At DeKalb Medical Center, a residency program helps acclimate new nurses. Hospital staff Patricia Horton, RN, and Greg Hinesley, RN, say word-ofmouth is still the best way to recruit and retain nurses.
"We don't do sign-on bonuses, but we do referral bonuses to existing employees for referring hires," said Hinesley, a nurse for 20 years at DeKalb who now works in human resources at the hospital. At DeKalb, referral bonuses are between $1,000 and $5,000, Hinesley said.
Both Horton and Hinesley point to the number of employees who have family members working for the hospital system.
"It is recognized that if you can retain staff, you'll have more success in recruiting," Horton said. "[Monetary] compensation isn't everything. You need to create a work environment where employees are celebrated, appreciated and recognized for their work."
Avoiding burnout
Sometimes staying in the nursing field requires choosing your work environment.
Marcell Crockett, RN, has been a nurse for more than 28 years. As a hospital nurse, she felt she was losing the one-onone patient care relationships that she cherished. She changed her focus to home health 10 years ago, and has never looked back.

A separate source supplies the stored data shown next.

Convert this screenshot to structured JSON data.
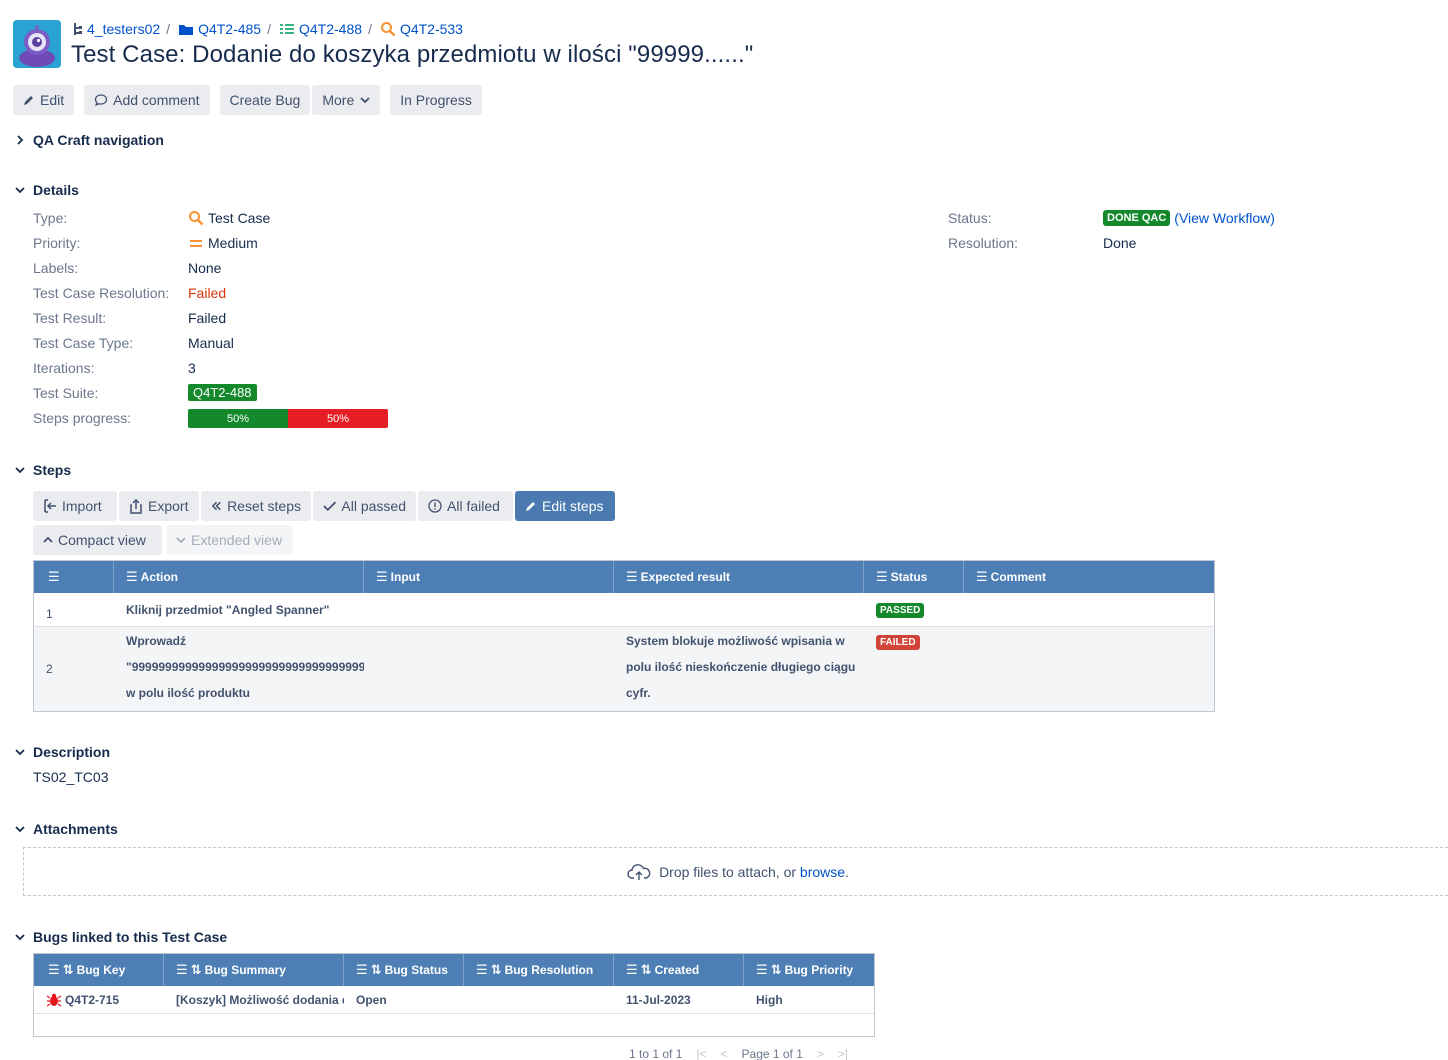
{
  "breadcrumbs": [
    {
      "label": "4_testers02",
      "icon": "project-tree-icon"
    },
    {
      "label": "Q4T2-485",
      "icon": "folder-icon"
    },
    {
      "label": "Q4T2-488",
      "icon": "list-icon"
    },
    {
      "label": "Q4T2-533",
      "icon": "test-case-icon"
    }
  ],
  "issue": {
    "title_prefix": "Test Case:",
    "title": "Dodanie do koszyka przedmiotu w ilości \"99999......\""
  },
  "toolbar": {
    "edit": "Edit",
    "add_comment": "Add comment",
    "create_bug": "Create Bug",
    "more": "More",
    "in_progress": "In Progress"
  },
  "sections": {
    "qa_nav": "QA Craft navigation",
    "details": "Details",
    "steps": "Steps",
    "description": "Description",
    "attachments": "Attachments",
    "bugs": "Bugs linked to this Test Case"
  },
  "details": {
    "type_label": "Type:",
    "type_value": "Test Case",
    "priority_label": "Priority:",
    "priority_value": "Medium",
    "labels_label": "Labels:",
    "labels_value": "None",
    "resolution_label": "Test Case Resolution:",
    "resolution_value": "Failed",
    "result_label": "Test Result:",
    "result_value": "Failed",
    "case_type_label": "Test Case Type:",
    "case_type_value": "Manual",
    "iterations_label": "Iterations:",
    "iterations_value": "3",
    "suite_label": "Test Suite:",
    "suite_value": "Q4T2-488",
    "progress_label": "Steps progress:",
    "progress_pass": "50%",
    "progress_fail": "50%",
    "progress_pass_fraction": 0.5,
    "status_label": "Status:",
    "status_value": "DONE QAC",
    "status_link": "(View Workflow)",
    "res_label": "Resolution:",
    "res_value": "Done"
  },
  "steps_toolbar": {
    "import": "Import",
    "export": "Export",
    "reset": "Reset steps",
    "all_passed": "All passed",
    "all_failed": "All failed",
    "edit_steps": "Edit steps",
    "compact": "Compact view",
    "extended": "Extended view"
  },
  "steps_table": {
    "headers": [
      "",
      "Action",
      "Input",
      "Expected result",
      "Status",
      "Comment"
    ],
    "rows": [
      {
        "num": "1",
        "action": "Kliknij przedmiot \"Angled Spanner\"",
        "input": "",
        "expected": "",
        "status": "PASSED",
        "comment": ""
      },
      {
        "num": "2",
        "action_lines": [
          "Wprowadź",
          "\"99999999999999999999999999999999999999",
          "w polu ilość produktu"
        ],
        "input": "",
        "expected_lines": [
          "System blokuje możliwość wpisania w",
          "polu ilość nieskończenie długiego ciągu",
          "cyfr."
        ],
        "status": "FAILED",
        "comment": ""
      }
    ]
  },
  "description": {
    "text": "TS02_TC03"
  },
  "attachments": {
    "drop_text": "Drop files to attach, or",
    "browse": "browse",
    "period": "."
  },
  "bugs_table": {
    "headers": [
      "Bug Key",
      "Bug Summary",
      "Bug Status",
      "Bug Resolution",
      "Created",
      "Bug Priority"
    ],
    "rows": [
      {
        "key": "Q4T2-715",
        "summary": "[Koszyk] Możliwość dodania do",
        "status": "Open",
        "resolution": "",
        "created": "11-Jul-2023",
        "priority": "High"
      }
    ]
  },
  "pager": {
    "range": "1 to 1 of 1",
    "page": "Page 1 of 1"
  },
  "colors": {
    "header_blue": "#4d7fb4",
    "pass_green": "#14892c",
    "fail_red": "#e51e25",
    "link": "#0052cc"
  }
}
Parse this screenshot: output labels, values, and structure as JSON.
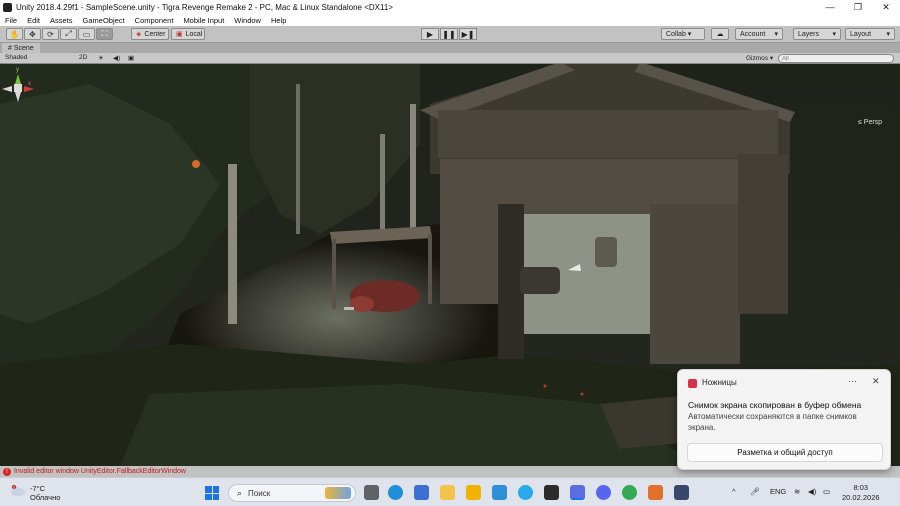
{
  "window": {
    "title": "Unity 2018.4.29f1 - SampleScene.unity - Tigra Revenge Remake 2 - PC, Mac & Linux Standalone <DX11>",
    "controls": [
      "—",
      "❐",
      "✕"
    ]
  },
  "menu": [
    "File",
    "Edit",
    "Assets",
    "GameObject",
    "Component",
    "Mobile Input",
    "Window",
    "Help"
  ],
  "toolbar": {
    "tools": [
      "✋",
      "✥",
      "⟳",
      "⤢",
      "▭",
      "⛶"
    ],
    "pivot_label": "Center",
    "space_label": "Local",
    "playback": [
      "▶",
      "❚❚",
      "▶❚"
    ],
    "collab_label": "Collab ▾",
    "cloud_icon": "cloud-icon",
    "account_label": "Account",
    "layers_label": "Layers",
    "layout_label": "Layout"
  },
  "scene": {
    "tab_label": "Scene",
    "shading_label": "Shaded",
    "mode_2d": "2D",
    "gizmos_label": "Gizmos ▾",
    "search_placeholder": "All",
    "gizmo_axes": {
      "x": "x",
      "y": "y"
    },
    "projection_label": "≤ Persp"
  },
  "console": {
    "error_text": "Invalid editor window UnityEditor.FallbackEditorWindow"
  },
  "toast": {
    "app_name": "Ножницы",
    "more": "···",
    "close": "✕",
    "headline": "Снимок экрана скопирован в буфер обмена",
    "body": "Автоматически сохраняются в папке снимков экрана.",
    "action": "Разметка и общий доступ"
  },
  "taskbar": {
    "weather": {
      "temp": "-7°C",
      "condition": "Облачно",
      "badge": "1"
    },
    "search_label": "Поиск",
    "language": "ENG",
    "time": "8:03",
    "date": "20.02.2026",
    "tray_up": "^"
  },
  "colors": {
    "accent": "#1a73e8",
    "error": "#c01a1a",
    "toast_app": "#d8324a"
  }
}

"I graduated from nursing school in 1977, and did hospital nursing for 18 years," Crockett said. "I changed because I recognized that I was performing tasks more so than dealing with individuals."
Now, as a preceptor for Visiting Nurse/Hospice Atlanta, Crockett's job is to help nurses who are new to home health hone their organizational skills.
Crockett said home health is the job she needs for "my temperament and personality." But she cautions that burnout is still one of the biggest reasons for losing nurses.
"It's very easy to get burned out. The acuity of the patient is higher now than it was 10 years ago," Crockett said. "People are living longer, but they are sicker. It's important for nurses to recognize when they are getting burned out, and do something about it, whether that means changing their shifts or changing their jobs."